Andrea Tartari con la fidanzata
Ravenna, 8 settembre 2020 - Quella banale discussione in strada a Porto Corsini, era presto degenerata in sei coltellate. Ed è così che la lite di un momento s’era trasformata nella tragedia di una vita. Perché quei due fratelli le avevano ucciso il fidanzato sotto agli occhi. Poi non avevano risarcito nulla, nemmeno i soldi per il funerale: condannati in via definitiva ed evaporati da nullatenenti nelle carceri italiane. A 12 anni dai fatti, Katia di Benedetto, tutelata dall’avvocato bolognese Antonio Gambetti, ha ora vinto contro lo Stato: il tribunale civile di Roma ha infatti condannato la Presidenza del consiglio dei ministri a darle 50 mila euro sulla base di una direttiva comunitaria del 2004, non recepita in tempo, che impone che ciascun Paese membro crei un fondo per le vittime di reati violenti nell’eventualità i responsabili non siano in grado di risarcire. Come nel caso dei fratelli Salvatore (53 anni) e Giovanni Vertone (50 anni), entrambi camionisti e con condanne passate in giudicato nel febbraio 2014.
Sono loro ad avere ucciso Andrea Tartari, il gommista bolognese assassinato a 35 anni la sera del 20 luglio 2008 sulla riviera ravennate proprio sotto l’abitazione della famiglia Vertone e a pochi metri dalla casa di vacanza dei genitori della compagna-convivente Katia. Indagini lampo dei carabinieri: i due erano stati bloccati pochi giorni dopo il delitto mentre, al culmine di una rocambolesca fuga verso Mondragone, loro paese d’origine, avevano deciso di andare a costituirsi al carcere di Carinola.
Uguale a 30 anni per Salvatore, inquadrato quale esecutore materiale. E 21 anni e 8 mesi per Giovanni, indicato come colui che da dietro teneva ferma la vittima in quello che era partito come semplice battibecco da parcheggio perché i due fratelli erano appoggiati all’auto nuova del bolognese, diventando presto – ha sintetizzato il giudice romano Francesco Oddi – «aspro scambio di insulti sfociato in colluttazione fisica a sua volta culminata con l’uccisione di Tartari».

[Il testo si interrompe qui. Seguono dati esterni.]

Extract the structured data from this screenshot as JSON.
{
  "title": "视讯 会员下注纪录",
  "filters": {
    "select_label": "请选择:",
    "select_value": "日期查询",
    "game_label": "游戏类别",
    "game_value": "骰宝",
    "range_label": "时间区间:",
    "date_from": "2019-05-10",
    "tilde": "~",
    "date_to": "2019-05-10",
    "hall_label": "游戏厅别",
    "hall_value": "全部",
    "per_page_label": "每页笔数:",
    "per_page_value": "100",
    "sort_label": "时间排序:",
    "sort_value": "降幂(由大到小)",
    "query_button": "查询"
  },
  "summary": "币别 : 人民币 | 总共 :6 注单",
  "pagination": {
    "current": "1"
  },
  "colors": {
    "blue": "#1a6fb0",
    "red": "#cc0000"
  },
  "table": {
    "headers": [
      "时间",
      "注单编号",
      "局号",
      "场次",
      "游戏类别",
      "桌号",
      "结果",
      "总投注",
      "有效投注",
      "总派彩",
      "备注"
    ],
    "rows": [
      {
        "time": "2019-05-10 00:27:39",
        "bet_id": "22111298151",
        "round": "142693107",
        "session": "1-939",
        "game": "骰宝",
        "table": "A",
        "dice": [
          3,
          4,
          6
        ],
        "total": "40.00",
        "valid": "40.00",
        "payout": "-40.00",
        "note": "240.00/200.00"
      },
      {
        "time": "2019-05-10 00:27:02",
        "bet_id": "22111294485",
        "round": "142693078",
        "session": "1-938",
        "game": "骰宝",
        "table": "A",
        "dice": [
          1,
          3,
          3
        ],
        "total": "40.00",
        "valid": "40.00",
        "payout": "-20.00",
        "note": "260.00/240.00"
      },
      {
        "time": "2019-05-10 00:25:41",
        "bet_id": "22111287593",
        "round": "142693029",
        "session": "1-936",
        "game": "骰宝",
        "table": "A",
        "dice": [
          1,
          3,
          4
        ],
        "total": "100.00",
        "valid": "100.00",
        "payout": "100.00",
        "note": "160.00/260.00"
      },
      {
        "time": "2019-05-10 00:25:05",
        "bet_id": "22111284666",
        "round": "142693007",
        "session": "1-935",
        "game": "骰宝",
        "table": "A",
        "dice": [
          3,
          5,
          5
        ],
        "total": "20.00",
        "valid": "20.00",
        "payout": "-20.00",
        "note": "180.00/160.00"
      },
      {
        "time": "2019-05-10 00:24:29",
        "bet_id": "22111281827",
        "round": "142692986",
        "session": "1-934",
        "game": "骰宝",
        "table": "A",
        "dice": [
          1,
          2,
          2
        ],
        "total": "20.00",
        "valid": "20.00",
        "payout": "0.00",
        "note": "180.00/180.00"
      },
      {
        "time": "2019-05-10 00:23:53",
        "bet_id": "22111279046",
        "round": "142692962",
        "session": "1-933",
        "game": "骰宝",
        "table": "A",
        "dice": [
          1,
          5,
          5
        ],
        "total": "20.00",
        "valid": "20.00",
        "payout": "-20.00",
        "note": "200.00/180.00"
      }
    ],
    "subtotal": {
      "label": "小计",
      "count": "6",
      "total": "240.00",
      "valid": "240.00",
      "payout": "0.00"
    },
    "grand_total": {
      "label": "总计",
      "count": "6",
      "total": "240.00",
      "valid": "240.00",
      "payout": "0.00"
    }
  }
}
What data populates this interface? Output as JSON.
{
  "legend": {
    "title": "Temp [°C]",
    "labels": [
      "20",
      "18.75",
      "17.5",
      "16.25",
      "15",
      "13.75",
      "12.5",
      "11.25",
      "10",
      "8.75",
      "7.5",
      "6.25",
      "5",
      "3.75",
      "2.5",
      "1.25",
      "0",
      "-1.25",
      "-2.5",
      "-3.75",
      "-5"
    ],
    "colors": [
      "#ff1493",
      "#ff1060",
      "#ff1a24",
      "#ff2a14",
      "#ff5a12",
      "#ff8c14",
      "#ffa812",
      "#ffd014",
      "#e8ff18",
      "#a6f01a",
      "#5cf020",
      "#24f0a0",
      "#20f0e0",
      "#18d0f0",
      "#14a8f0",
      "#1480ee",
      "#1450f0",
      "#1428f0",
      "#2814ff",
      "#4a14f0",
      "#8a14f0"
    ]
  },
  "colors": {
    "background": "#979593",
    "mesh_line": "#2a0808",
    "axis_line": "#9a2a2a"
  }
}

Lui e Katia – prosegue la sentenza – «convivevano da oltre dieci anni» a Marzabotto. Non a caso insomma lei «ebbe ad assistere alla barbara uccisione del compagno, senza riuscire a portargli utile soccorso» a causa di «un forte strattonamento di Salvatore che le provocò lesioni personali». Il giudice ha anche sottolineato che «il rapido evolversi della situazione, la tragica morte del convivente e la distruzione immediata del loro duraturo e consolidato rapporto», hanno avuto inevitabili ripercussioni sulla donna.
Nonostante ciò Katia, con determinazione, ha seguito l’intero procedimento fino alla Suprema Corte, dovendo però subire un’ulteriore beffa: dei 50 mila euro di provvisionale assegnati dal primo grado, i due condannati non le hanno versato nulla. E nemmeno è andato a buon fine, per insufficiente capienza, il tentativo di inserirsi nella procedura esecutiva di casa Vertone in via Valle Giralda, la stessa di fronte al quale era stato compiuto il delitto e finita all’asta perché una volta in cella, i due fratelli non erano più riusciti a pagare il mutuo. Ecco che allora ad autunno 2015 la donna aveva citato la Presidenza del consiglio dei ministri contestando la mancata attuazione della direttiva europea sulle vittime da reati violenti.
Nel frattempo il quadro normativo è cambiato, sul tema si sono susseguiti più interventi sia della Corte di giustizia che della Cassazione fino a un decreto ministeriale del gennaio scorso: per questo le spese processuali sono state compensate tra le parti. Oggi però, dopo cinque anni, Katia può dire di avere avuto ragione sullo Stato in quella che era una battaglia di civiltà.